The Melissa Harrell Benefit Concert tomorrow is more than a concert for an individual's memory, but represents a community rallying around a cause.

"This is the human race, a time when the whole world's in a turmoil," Murray said. "To see young men who are learning gentle music and really explaining their culture to our culture, seeing not how much we're different, but how much we're the same."

On Friday, the orchestra assembled in Saint Thomas of Villanova Church for Good Friday mass.

Villanova -- the site of three years of thriving exuberance by Melissa. Saint Thomas, in particular -- the site of Melissa's grandparents' wedding.

Just coming to Saint Thomas was tough for James Harrell.

On Good Friday afternoon, he stands outside of the church in a rare moment where he is alone. He looks out at the traffic on Lancaster Avenue and the clear sky in the background.

He only gets a moment, though. Dan quickly approaches and wisps him up in conversation.

Tomorrow night at 8 p.m., 65 members of the St. Malachy's orchestra will play for the memory of Melissa Harrell. Cardinal O'Hara will be the immediate benefactor.

But the fruits spread beyond a family, an orchestra, even a nation.

Last Thursday, the orchestra had their first practice in the United States. Less than 24 hours after their plane landed at Philadelphia International Airport, Father Magee opened the first practice in America with "The Star Spangled Banner," followed by the Irish National Anthem.

For Philip Denvir, a 19-year-old violist, this is the first time he has been to the United States.

"It's a bit of a culture shock," Denvir said. "It's exactly what I was expecting, which is exactly what I wasn't expecting."

On the trip, the orchestra has performed in the Kennedy Center in Washington, practiced in the Kimmel Center and saw what for most of its members was their first professional baseball team -- the Trenton Thunder -- play a game.

Their meals have been hosted and venues that typically welcome the most prestigious performers in the world have opened their doors to St.
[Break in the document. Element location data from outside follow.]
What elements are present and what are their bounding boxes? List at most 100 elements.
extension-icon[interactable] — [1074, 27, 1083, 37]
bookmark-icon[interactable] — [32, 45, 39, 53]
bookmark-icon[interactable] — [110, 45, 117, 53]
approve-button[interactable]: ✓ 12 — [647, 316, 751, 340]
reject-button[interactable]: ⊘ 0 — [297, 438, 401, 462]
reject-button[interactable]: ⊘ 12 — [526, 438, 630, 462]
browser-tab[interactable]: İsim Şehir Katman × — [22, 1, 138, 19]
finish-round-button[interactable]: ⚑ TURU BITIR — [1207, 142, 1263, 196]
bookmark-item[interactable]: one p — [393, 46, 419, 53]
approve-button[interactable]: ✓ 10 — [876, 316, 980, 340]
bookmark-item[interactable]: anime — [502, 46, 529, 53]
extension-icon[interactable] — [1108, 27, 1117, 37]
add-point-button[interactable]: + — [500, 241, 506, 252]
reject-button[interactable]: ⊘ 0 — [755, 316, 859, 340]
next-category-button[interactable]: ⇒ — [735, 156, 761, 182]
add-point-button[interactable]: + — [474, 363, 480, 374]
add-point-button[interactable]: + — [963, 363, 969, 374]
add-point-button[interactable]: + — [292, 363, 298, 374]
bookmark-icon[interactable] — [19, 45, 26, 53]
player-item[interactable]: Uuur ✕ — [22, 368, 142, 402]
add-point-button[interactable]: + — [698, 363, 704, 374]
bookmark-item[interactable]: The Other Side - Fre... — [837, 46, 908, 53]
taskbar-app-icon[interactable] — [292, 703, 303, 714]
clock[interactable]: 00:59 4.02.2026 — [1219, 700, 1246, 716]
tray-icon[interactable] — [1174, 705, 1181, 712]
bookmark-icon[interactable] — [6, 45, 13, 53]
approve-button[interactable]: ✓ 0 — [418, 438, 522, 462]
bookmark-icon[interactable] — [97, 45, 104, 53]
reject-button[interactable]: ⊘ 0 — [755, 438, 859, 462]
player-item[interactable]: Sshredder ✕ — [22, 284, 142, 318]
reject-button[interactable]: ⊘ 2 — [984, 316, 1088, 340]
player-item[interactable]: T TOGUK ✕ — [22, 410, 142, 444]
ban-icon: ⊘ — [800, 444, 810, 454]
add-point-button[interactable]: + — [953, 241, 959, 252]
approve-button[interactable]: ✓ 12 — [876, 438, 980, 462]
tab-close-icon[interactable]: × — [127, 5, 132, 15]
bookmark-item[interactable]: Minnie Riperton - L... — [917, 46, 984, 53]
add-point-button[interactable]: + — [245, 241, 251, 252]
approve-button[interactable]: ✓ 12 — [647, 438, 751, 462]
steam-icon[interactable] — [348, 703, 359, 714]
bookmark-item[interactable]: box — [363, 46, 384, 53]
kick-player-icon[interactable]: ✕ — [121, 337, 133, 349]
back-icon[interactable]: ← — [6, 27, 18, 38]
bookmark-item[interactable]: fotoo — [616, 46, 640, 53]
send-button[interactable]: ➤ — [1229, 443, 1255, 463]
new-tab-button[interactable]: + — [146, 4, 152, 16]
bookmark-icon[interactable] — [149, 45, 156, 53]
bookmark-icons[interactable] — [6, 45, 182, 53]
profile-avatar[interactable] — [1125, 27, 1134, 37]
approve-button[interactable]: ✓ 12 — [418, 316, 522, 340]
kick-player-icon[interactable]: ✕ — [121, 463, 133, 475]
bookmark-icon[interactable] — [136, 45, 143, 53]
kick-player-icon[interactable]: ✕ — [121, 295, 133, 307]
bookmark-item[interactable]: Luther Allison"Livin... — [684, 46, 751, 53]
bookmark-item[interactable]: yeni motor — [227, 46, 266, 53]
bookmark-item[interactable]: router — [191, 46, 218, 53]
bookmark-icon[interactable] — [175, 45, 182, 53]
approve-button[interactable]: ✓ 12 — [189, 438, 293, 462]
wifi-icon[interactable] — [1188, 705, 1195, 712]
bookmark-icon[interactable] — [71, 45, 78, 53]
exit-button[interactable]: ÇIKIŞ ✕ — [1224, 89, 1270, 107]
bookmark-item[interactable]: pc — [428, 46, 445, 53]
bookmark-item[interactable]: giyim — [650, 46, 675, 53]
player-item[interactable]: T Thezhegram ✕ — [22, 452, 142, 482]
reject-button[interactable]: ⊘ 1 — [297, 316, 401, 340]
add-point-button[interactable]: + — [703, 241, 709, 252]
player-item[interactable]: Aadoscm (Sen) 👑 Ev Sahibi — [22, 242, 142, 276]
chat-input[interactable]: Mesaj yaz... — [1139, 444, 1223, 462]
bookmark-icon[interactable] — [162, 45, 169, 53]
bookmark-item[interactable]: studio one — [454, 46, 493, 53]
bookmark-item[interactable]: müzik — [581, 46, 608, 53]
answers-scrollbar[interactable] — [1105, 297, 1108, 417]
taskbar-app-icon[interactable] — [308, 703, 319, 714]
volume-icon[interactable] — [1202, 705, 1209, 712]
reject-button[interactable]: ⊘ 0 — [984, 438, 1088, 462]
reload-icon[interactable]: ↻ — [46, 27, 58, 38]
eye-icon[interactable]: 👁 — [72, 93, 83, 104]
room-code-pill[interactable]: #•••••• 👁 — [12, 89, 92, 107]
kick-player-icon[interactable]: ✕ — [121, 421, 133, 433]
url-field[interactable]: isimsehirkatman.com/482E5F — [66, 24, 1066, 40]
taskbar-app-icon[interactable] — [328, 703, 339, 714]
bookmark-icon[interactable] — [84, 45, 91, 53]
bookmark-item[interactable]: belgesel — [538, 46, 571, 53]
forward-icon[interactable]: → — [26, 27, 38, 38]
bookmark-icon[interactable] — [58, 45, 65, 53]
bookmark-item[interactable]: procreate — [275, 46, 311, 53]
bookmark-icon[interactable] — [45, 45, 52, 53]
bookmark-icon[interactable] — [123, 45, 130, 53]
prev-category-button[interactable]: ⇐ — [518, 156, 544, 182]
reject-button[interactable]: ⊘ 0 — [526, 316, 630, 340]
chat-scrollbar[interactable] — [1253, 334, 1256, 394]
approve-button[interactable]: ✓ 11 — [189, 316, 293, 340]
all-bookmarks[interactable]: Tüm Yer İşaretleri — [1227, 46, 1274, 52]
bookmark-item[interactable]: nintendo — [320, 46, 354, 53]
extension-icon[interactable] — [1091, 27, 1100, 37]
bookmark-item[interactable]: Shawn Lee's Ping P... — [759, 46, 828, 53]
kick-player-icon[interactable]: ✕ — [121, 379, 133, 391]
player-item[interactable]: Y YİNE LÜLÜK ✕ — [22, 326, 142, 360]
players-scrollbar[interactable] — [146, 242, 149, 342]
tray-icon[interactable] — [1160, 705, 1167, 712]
Malachy's.

Yesterday, the group played at the St. Malachy's school in West Philadelphia -- a school with the same name but drastically different social dynamics.

Tomorrow's concert could have occurred with any orchestra in Philadelphia. After all, there are several talented groups of musicians in the area that could have helped to raise money for the Melissa Harrell scholarship.

But for Dan Harrell, this was his vision; he heard music and immediately associated it with one thing -- St. Malachy's.

"If you're in sports, you have a perfect game plan, sometimes, a perfect play," Murray said. "That's what Dan Harrell's done -- nothing but net.

"He's a dreamer who's looking for the buzzer beater .... What's going to happen here? This is everybody wins. To see everybody rally around this girl's memory -- this is what Philly is."

Arriving during the core of Catholic Holy Week, the St. Malachy's College Orchestra has arrived to honor the memory of a sparkling light.

In the process, it has brought communities together from across oceans.